Мать сделала несколько неуверенных шагов к дочери.
— Ничего, ничего, Конни. — Она села на кровать, обняла дочь за плечи и поцеловала ее. — Все обойдется, дорогая.
— Перестань изводить себя, дочка. — Отец положил руку на голову Конни. — Теперь не думай уже ни о чем и постарайся успокоиться, слышишь?
Конни заметила, что Питер даже не смотрит в их сторону.
Наконец отец с матерью ушли, сказав, что обо всем они еще успеют поговорить завтра, но Питер остался.

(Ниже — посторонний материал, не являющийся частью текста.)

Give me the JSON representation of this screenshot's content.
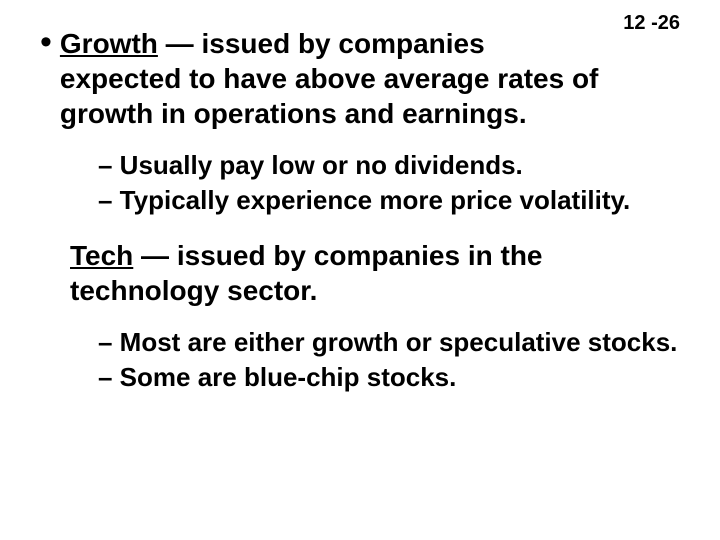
{
  "page_number": "12 -26",
  "section1": {
    "term": "Growth",
    "definition": " — issued by companies expected to have above average rates of growth in operations and earnings.",
    "subs": [
      "– Usually pay low or no dividends.",
      "– Typically experience more price volatility."
    ]
  },
  "section2": {
    "term": "Tech",
    "definition": " — issued by companies in the technology sector.",
    "subs": [
      "– Most are either growth or speculative stocks.",
      "– Some are blue-chip stocks."
    ]
  },
  "colors": {
    "background": "#ffffff",
    "text": "#000000"
  },
  "fonts": {
    "main_size": 28,
    "sub_size": 26,
    "pageno_size": 20,
    "weight": "bold"
  }
}
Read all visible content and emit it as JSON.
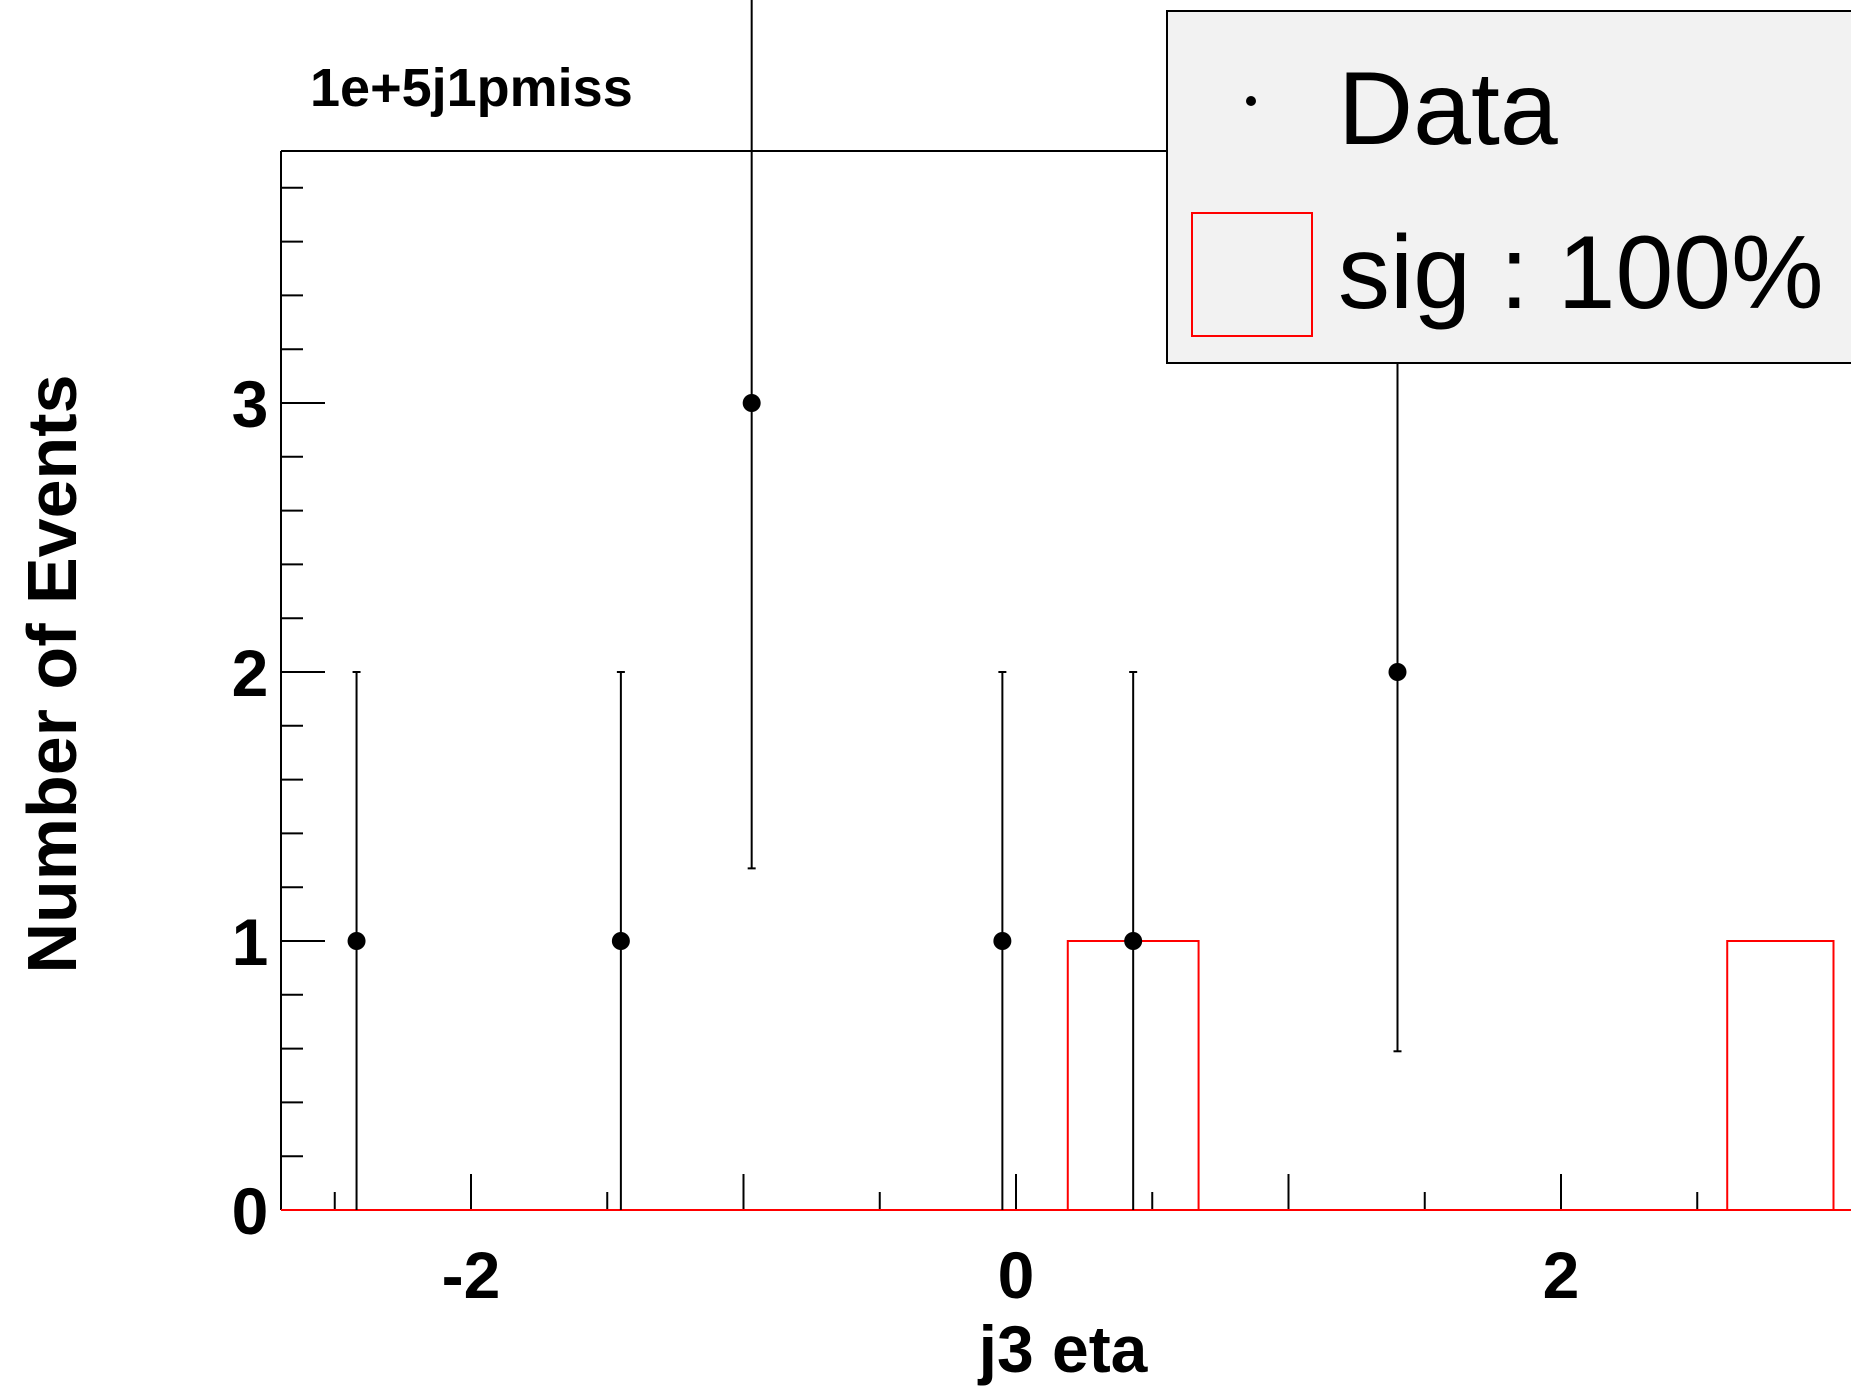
{
  "chart_data": {
    "type": "scatter",
    "title": "1e+5j1pmiss",
    "xlabel": "j3 eta",
    "ylabel": "Number of Events",
    "xlim": [
      -2.5,
      3.0
    ],
    "ylim": [
      0,
      3.8
    ],
    "x_ticks": [
      "-2",
      "0",
      "2"
    ],
    "y_ticks": [
      "0",
      "1",
      "2",
      "3"
    ],
    "legend_position": "top-right",
    "series": [
      {
        "name": "Data",
        "style": "points-with-error-bars",
        "color": "#000000",
        "points": [
          {
            "x": -2.42,
            "y": 1,
            "err_low": 1,
            "err_high": 1
          },
          {
            "x": -1.45,
            "y": 1,
            "err_low": 1,
            "err_high": 1
          },
          {
            "x": -0.97,
            "y": 3,
            "err_low": 1.73,
            "err_high": 1.73
          },
          {
            "x": -0.05,
            "y": 1,
            "err_low": 1,
            "err_high": 1
          },
          {
            "x": 0.43,
            "y": 1,
            "err_low": 1,
            "err_high": 1
          },
          {
            "x": 1.4,
            "y": 2,
            "err_low": 1.41,
            "err_high": 1.41
          }
        ]
      },
      {
        "name": "sig : 100%",
        "style": "step-histogram",
        "color": "#ff0000",
        "bins": [
          {
            "x_low": 0.19,
            "x_high": 0.67,
            "y": 1
          },
          {
            "x_low": 2.61,
            "x_high": 3.0,
            "y": 1
          }
        ]
      }
    ]
  }
}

Конни молчала какое-то время и наконец тихо произнесла:
— Спасибо, Питер.
— Теперь я умываю руки.
— Я думала… — Она растерянно умолкла.
— Ты бы раньше думала, тогда отцу с матерью не пришлось бы ломать голову.
— Но ведь я уже попросила у них прощения. Чего ты еще от меня хочешь?
— Ничего. — Питер вдруг умолк, словно вспомнил о чем-то важном. — Послушай, что-то здесь неладно. Не то что ты влипла, это само собой. Тут что-то другое. Ладно, пусть помогают, только не слишком. Ты меня поняла? — в глазах у него вдруг появилось какое-то странное выражение — не гнев, а скорее отчаяние. — К черту такая помощь! Ты все сама должна решать, слышишь? — Он встал и медленно пошел к двери.
— О чем ты, Питер? Я так хотела поблагодарить тебя, но разве ты позволишь.
— Нужна мне твоя благодарность! — И прежде чем выйти, он обернулся и посмотрел на нее. — Через все остальное ты должна пройти сама. — Он не захлопнул дверь, как она опасалась, а осторожно прикрыл ее за собой.
Оставшись одна в темной комнате, чувствуя на лице прохладу вечернего ветерка и прислушиваясь к затихающему уличному шуму, Конни разглядывала на потолке квадрат света, отбрасываемый фонарем, и раздумывала над последними словами Питера. Конни не понимала, что так встревожило и испугало его. Может, потому, что еще не пришла в себя от всего случившегося. Ее жизнь так круто изменилась. Словно налетел резкий шквал ветра, вырвал из рук зонтик, и она не успела добежать и спрятаться в дверях парадного. Зачем думать? Отец и мать все знают, они все поняли и не оставят ее в беде.
Конни спала, не просыпаясь, четырнадцать часов. Лишь когда она с трудом высвободилась из мягких, словно ватных, объятий сна без сновидений, она поняла, какую свинцовую тяжесть усталости носила в себе все эти месяцы. Было одиннадцать часов утра. Солнце уже порядком накалило комнату, и под легкой простыней было жарко, словно под стеганым одеялом. Конни подумала, что спала бы еще, если бы не стук в дверь.